Link to PDF file

No. 29696    Keith Wolfe, d/b/a/ Petersburg Motor Company v. John C. Welton, Jr.

McGraw, Chief Justice, concurring:

        I agree with the majority that the provisions of W. Va. Code § 46A-6-107 (1963) prevent the seller of a used car from limiting implied warranties of merchantability and fitness for a particular purpose. I also concur that, by declaration of the Legislature, the Consumer Credit and Protection Act applies to sales of used cars.

        I write separately because I am concerned that this opinion might suggest that there are no circumstances in which a party may sell a mechanically defective car to a knowing buyer. There are many individuals who, for one reason or another, fully intend to buy a car that doesn't work well, or has some obvious mechanical problem.

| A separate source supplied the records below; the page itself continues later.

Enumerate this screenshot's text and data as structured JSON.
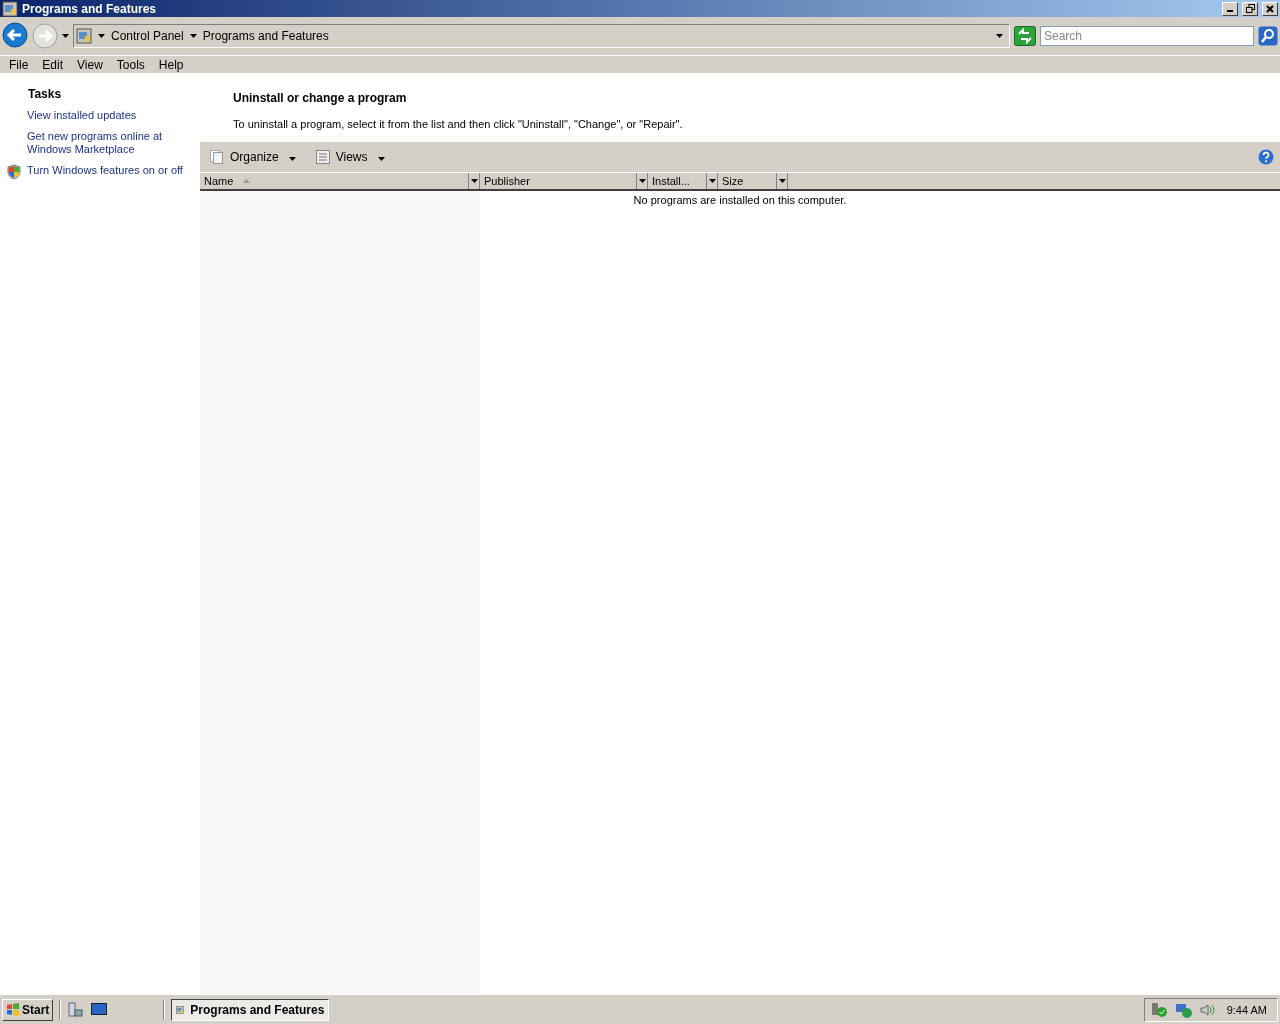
{
  "window": {
    "title": "Programs and Features"
  },
  "address_bar": {
    "breadcrumbs": [
      "Control Panel",
      "Programs and Features"
    ]
  },
  "search": {
    "placeholder": "Search"
  },
  "menu": [
    "File",
    "Edit",
    "View",
    "Tools",
    "Help"
  ],
  "tasks": {
    "title": "Tasks",
    "links": [
      {
        "label": "View installed updates",
        "kind": "link"
      },
      {
        "label": "Get new programs online at Windows Marketplace",
        "kind": "link"
      },
      {
        "label": "Turn Windows features on or off",
        "kind": "shield"
      }
    ]
  },
  "main": {
    "heading": "Uninstall or change a program",
    "description": "To uninstall a program, select it from the list and then click \"Uninstall\", \"Change\", or \"Repair\"."
  },
  "toolbar": [
    {
      "label": "Organize",
      "kind": "organize"
    },
    {
      "label": "Views",
      "kind": "views"
    }
  ],
  "table": {
    "columns": [
      {
        "label": "Name",
        "sorted": true
      },
      {
        "label": "Publisher",
        "sorted": false
      },
      {
        "label": "Install...",
        "sorted": false
      },
      {
        "label": "Size",
        "sorted": false
      }
    ],
    "empty_message": "No programs are installed on this computer."
  },
  "taskbar": {
    "start": "Start",
    "tasks": [
      {
        "label": "Programs and Features",
        "selected": true
      }
    ],
    "clock": "9:44 AM"
  }
}
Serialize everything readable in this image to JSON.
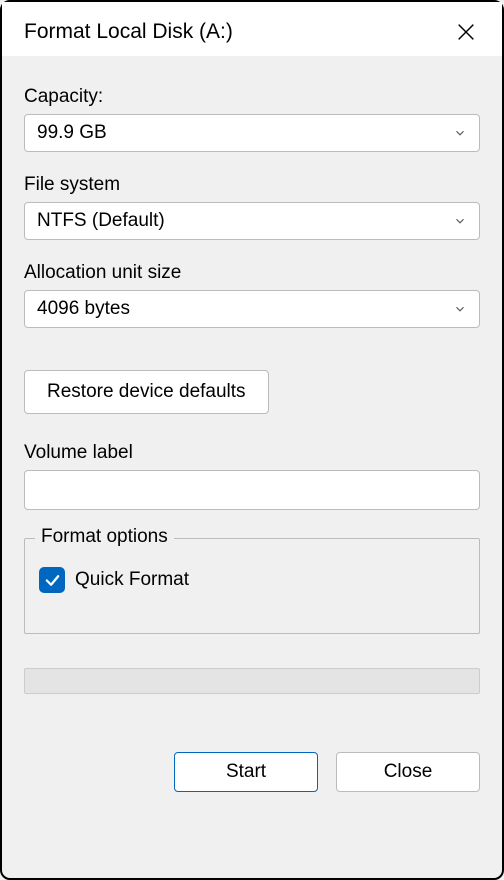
{
  "titlebar": {
    "title": "Format Local Disk (A:)"
  },
  "capacity": {
    "label": "Capacity:",
    "value": "99.9 GB"
  },
  "filesystem": {
    "label": "File system",
    "value": "NTFS (Default)"
  },
  "allocation": {
    "label": "Allocation unit size",
    "value": "4096 bytes"
  },
  "restore": {
    "label": "Restore device defaults"
  },
  "volume": {
    "label": "Volume label",
    "value": ""
  },
  "format_options": {
    "legend": "Format options",
    "quick_format_label": "Quick Format",
    "quick_format_checked": true
  },
  "buttons": {
    "start": "Start",
    "close": "Close"
  }
}
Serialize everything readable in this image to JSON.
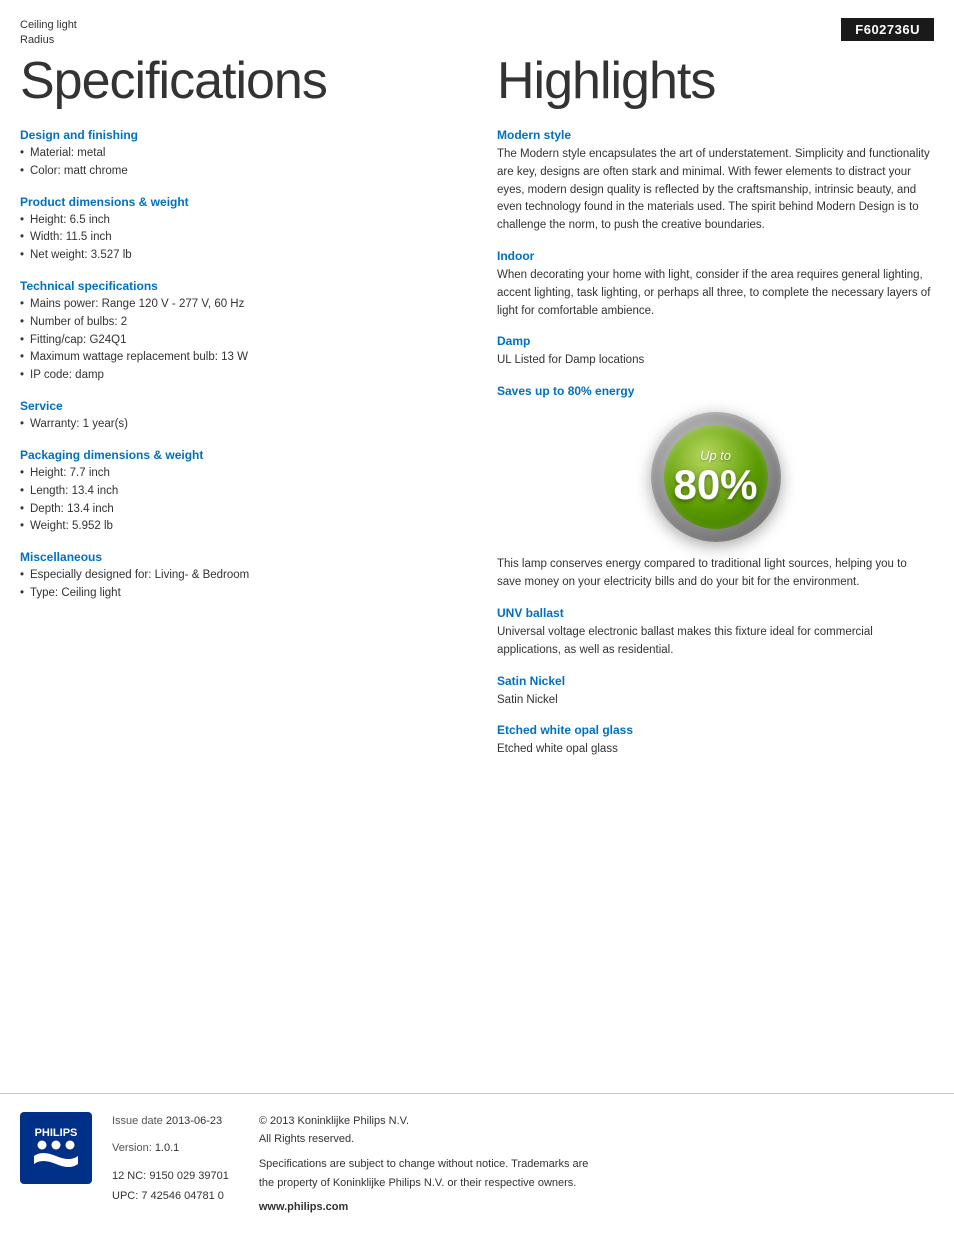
{
  "product": {
    "category": "Ceiling light",
    "subcategory": "Radius",
    "model": "F602736U"
  },
  "specs_title": "Specifications",
  "highlights_title": "Highlights",
  "sections": {
    "design": {
      "title": "Design and finishing",
      "items": [
        "Material: metal",
        "Color: matt chrome"
      ]
    },
    "product_dimensions": {
      "title": "Product dimensions & weight",
      "items": [
        "Height: 6.5 inch",
        "Width: 11.5 inch",
        "Net weight: 3.527 lb"
      ]
    },
    "technical": {
      "title": "Technical specifications",
      "items": [
        "Mains power: Range 120 V - 277 V, 60 Hz",
        "Number of bulbs: 2",
        "Fitting/cap: G24Q1",
        "Maximum wattage replacement bulb: 13 W",
        "IP code: damp"
      ]
    },
    "service": {
      "title": "Service",
      "items": [
        "Warranty: 1 year(s)"
      ]
    },
    "packaging": {
      "title": "Packaging dimensions & weight",
      "items": [
        "Height: 7.7 inch",
        "Length: 13.4 inch",
        "Depth: 13.4 inch",
        "Weight: 5.952 lb"
      ]
    },
    "miscellaneous": {
      "title": "Miscellaneous",
      "items": [
        "Especially designed for: Living- & Bedroom",
        "Type: Ceiling light"
      ]
    }
  },
  "highlights": {
    "modern_style": {
      "title": "Modern style",
      "text": "The Modern style encapsulates the art of understatement. Simplicity and functionality are key, designs are often stark and minimal. With fewer elements to distract your eyes, modern design quality is reflected by the craftsmanship, intrinsic beauty, and even technology found in the materials used. The spirit behind Modern Design is to challenge the norm, to push the creative boundaries."
    },
    "indoor": {
      "title": "Indoor",
      "text": "When decorating your home with light, consider if the area requires general lighting, accent lighting, task lighting, or perhaps all three, to complete the necessary layers of light for comfortable ambience."
    },
    "damp": {
      "title": "Damp",
      "text": "UL Listed for Damp locations"
    },
    "saves_energy": {
      "title": "Saves up to 80% energy",
      "badge_upto": "Up to",
      "badge_percent": "80%"
    },
    "energy_text": "This lamp conserves energy compared to traditional light sources, helping you to save money on your electricity bills and do your bit for the environment.",
    "unv_ballast": {
      "title": "UNV ballast",
      "text": "Universal voltage electronic ballast makes this fixture ideal for commercial applications, as well as residential."
    },
    "satin_nickel": {
      "title": "Satin Nickel",
      "text": "Satin Nickel"
    },
    "etched_glass": {
      "title": "Etched white opal glass",
      "text": "Etched white opal glass"
    }
  },
  "footer": {
    "issue_label": "Issue date",
    "issue_date": "2013-06-23",
    "version_label": "Version:",
    "version": "1.0.1",
    "nc_label": "12 NC:",
    "nc_value": "9150 029 39701",
    "upc_label": "UPC:",
    "upc_value": "7 42546 04781 0",
    "copyright": "© 2013 Koninklijke Philips N.V.",
    "rights": "All Rights reserved.",
    "disclaimer": "Specifications are subject to change without notice. Trademarks are the property of Koninklijke Philips N.V. or their respective owners.",
    "website": "www.philips.com"
  }
}
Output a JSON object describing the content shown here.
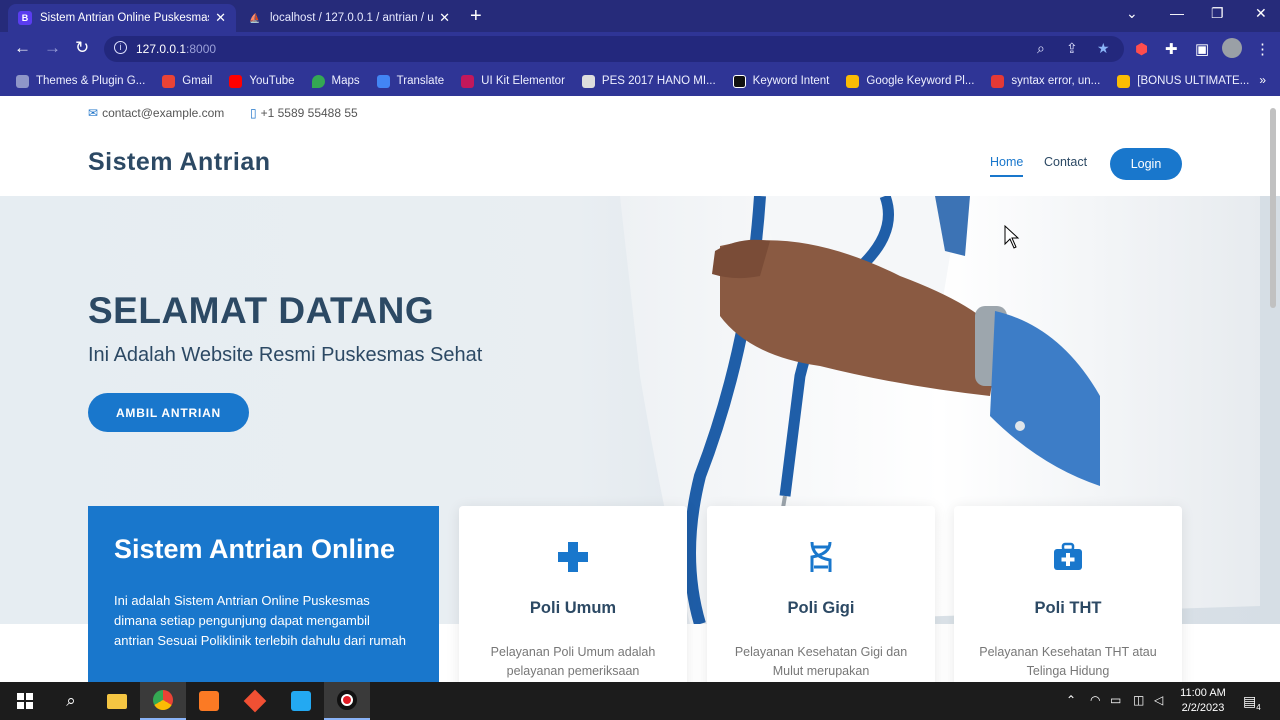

Some people are mechanically inclined; some might wish to buy a car for its parts, or, in the case of certain cars, for their future value as collectibles. If the facts are made clear to the buyer, that is, if it is clear that the vehicle has adequate “fitness” for the “particular purpose” intended by the buyer, then it is acceptable to sell a vehicle that is not in perfect working condition.

        For a variety of historical reasons, the so called “used-car-dealer” enjoys a position right next to lawyers and politicians in the societal pantheon of the untrustworthy, which no doubt presented a disadvantage to appellee's counsel from the outset. But just as is the case with lawyers and politicians, most car dealers are honest people trying to make a living, and are deserving of representation. The specific facts of this case suggest that the dealership did make a reasonable effort to fulfill its obligations to the buyer. However, as the majority points out, this question of fact was answered by a jury, as is proper, and that jury found against the dealer. I agree it is not ours to upset that judgment in this case.

        Having expressed my limited reservations, I respectfully concur with the majority.